Gabon : le gouvernement renforce le contrôle des mines d’or pour booster l’économie

Le secteur aurifère gabonais connaît une transformation majeure avec le lancement d’une campagne nationale de vérification et de régularisation des titres miniers. Dès le 16 juillet 2026, le ministère des Mines du Gabon examinera en profondeur les dossiers de toutes les sociétés détenant des permis d’exploitation ou de recherche d’or. L’objectif est clair : s’assurer que chaque acteur respecte scrupuleusement les obligations administratives, techniques et financières liées à ses concessions.

Cette initiative s’inscrit dans une volonté de transparence accrue et de lutte contre les pratiques opaques qui ont longtemps entaché l’image de la filière aurifère gabonaise. Les entreprises concernées devront fournir une documentation complète et actualisée, couvrant l’ensemble des aspects de leur activité minière. Une commission dédiée sera chargée de valider ou non la conformité des dossiers soumis.

Une vérification rigoureuse pour éliminer les titres inactifs

Tous les détenteurs de permis, qu’ils soient nationaux ou internationaux, sont concernés par cet audit sans exception. L’examen portera sur trois critères principaux : la légalité des titres, la viabilité des projets miniers et la solidité financière des opérateurs. Les autorités gabonaises veulent ainsi identifier et écarter les titres dormants, ces autorisations de recherche ou d’exploitation conservées sans aucune activité réelle sur le terrain.

Ce phénomène, qui prive l’État de recettes fiscales substantielles, est particulièrement répandu dans les zones aurifères du pays. Le gouvernement entend y mettre fin en redistribuant ces blocs miniers à des acteurs plus dynamiques, capables de les exploiter de manière responsable et rentable. Cette approche s’aligne sur les mesures similaires adoptées récemment par plusieurs pays d’Afrique centrale et de l’Ouest, soucieux de mieux contrôler leurs ressources naturelles.

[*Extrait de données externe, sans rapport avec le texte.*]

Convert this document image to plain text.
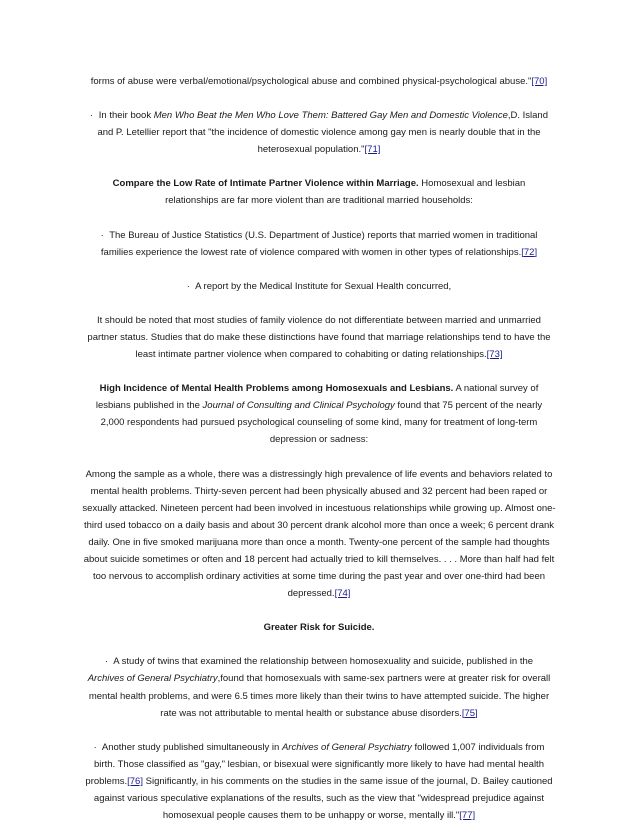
forms of abuse were verbal/emotional/psychological abuse and combined physical-psychological abuse."[70]

· In their book Men Who Beat the Men Who Love Them: Battered Gay Men and Domestic Violence,D. Island and P. Letellier report that "the incidence of domestic violence among gay men is nearly double that in the heterosexual population."[71]

Compare the Low Rate of Intimate Partner Violence within Marriage. Homosexual and lesbian relationships are far more violent than are traditional married households:

· The Bureau of Justice Statistics (U.S. Department of Justice) reports that married women in traditional families experience the lowest rate of violence compared with women in other types of relationships.[72]

· A report by the Medical Institute for Sexual Health concurred,

It should be noted that most studies of family violence do not differentiate between married and unmarried partner status. Studies that do make these distinctions have found that marriage relationships tend to have the least intimate partner violence when compared to cohabiting or dating relationships.[73]

High Incidence of Mental Health Problems among Homosexuals and Lesbians. A national survey of lesbians published in the Journal of Consulting and Clinical Psychology found that 75 percent of the nearly 2,000 respondents had pursued psychological counseling of some kind, many for treatment of long-term depression or sadness:

Among the sample as a whole, there was a distressingly high prevalence of life events and behaviors related to mental health problems. Thirty-seven percent had been physically abused and 32 percent had been raped or sexually attacked. Nineteen percent had been involved in incestuous relationships while growing up. Almost one-third used tobacco on a daily basis and about 30 percent drank alcohol more than once a week; 6 percent drank daily. One in five smoked marijuana more than once a month. Twenty-one percent of the sample had thoughts about suicide sometimes or often and 18 percent had actually tried to kill themselves. . . . More than half had felt too nervous to accomplish ordinary activities at some time during the past year and over one-third had been depressed.[74]

Greater Risk for Suicide.

· A study of twins that examined the relationship between homosexuality and suicide, published in the Archives of General Psychiatry,found that homosexuals with same-sex partners were at greater risk for overall mental health problems, and were 6.5 times more likely than their twins to have attempted suicide. The higher rate was not attributable to mental health or substance abuse disorders.[75]

· Another study published simultaneously in Archives of General Psychiatry followed 1,007 individuals from birth. Those classified as "gay," lesbian, or bisexual were significantly more likely to have had mental health problems.[76] Significantly, in his comments on the studies in the same issue of the journal, D. Bailey cautioned against various speculative explanations of the results, such as the view that "widespread prejudice against homosexual people causes them to be unhappy or worse, mentally ill."[77]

L’or, un levier stratégique pour l’économie gabonaise

L’exploitation de l’or prend une importance croissante dans la stratégie économique du Gabon, qui cherche à diversifier ses revenus loin du pétrole et du manganèse. Le pays ambitionne de structurer une filière minière formelle, capable de capter une part plus large de la production aurifère, actuellement en grande partie issue de l’orpaillage artisanal et informel. Ces circuits parallèles échappent en effet au fisc et privent l’État de ressources financières essentielles.

La régularisation des titres miniers représente donc une étape clé pour renforcer la souveraineté économique du Gabon sur ses ressources naturelles. Elle permettra également de mieux encadrer les acteurs industriels et semi-industriels, souvent adossés à des groupes étrangers ou impliqués dans des réseaux transfrontaliers difficiles à contrôler. Les autorités gabonaises y voient un moyen de prouver leur capacité à faire appliquer la réglementation minière, même face à des enjeux complexes.

Des retraits de permis possibles pour les récalcitrants

Les sociétés qui ne se conformeront pas à cette campagne ou qui ne pourront justifier la légitimité de leurs titres s’exposent à des sanctions sévères, pouvant aller jusqu’au retrait pur et simple de leurs permis. Cette mesure n’est pas anodine : dans d’autres pays africains, des campagnes similaires ont déjà abouti à l’annulation de dizaines de titres, libérant des zones minières qui ont ensuite été réattribuées via des appels d’offres plus stricts.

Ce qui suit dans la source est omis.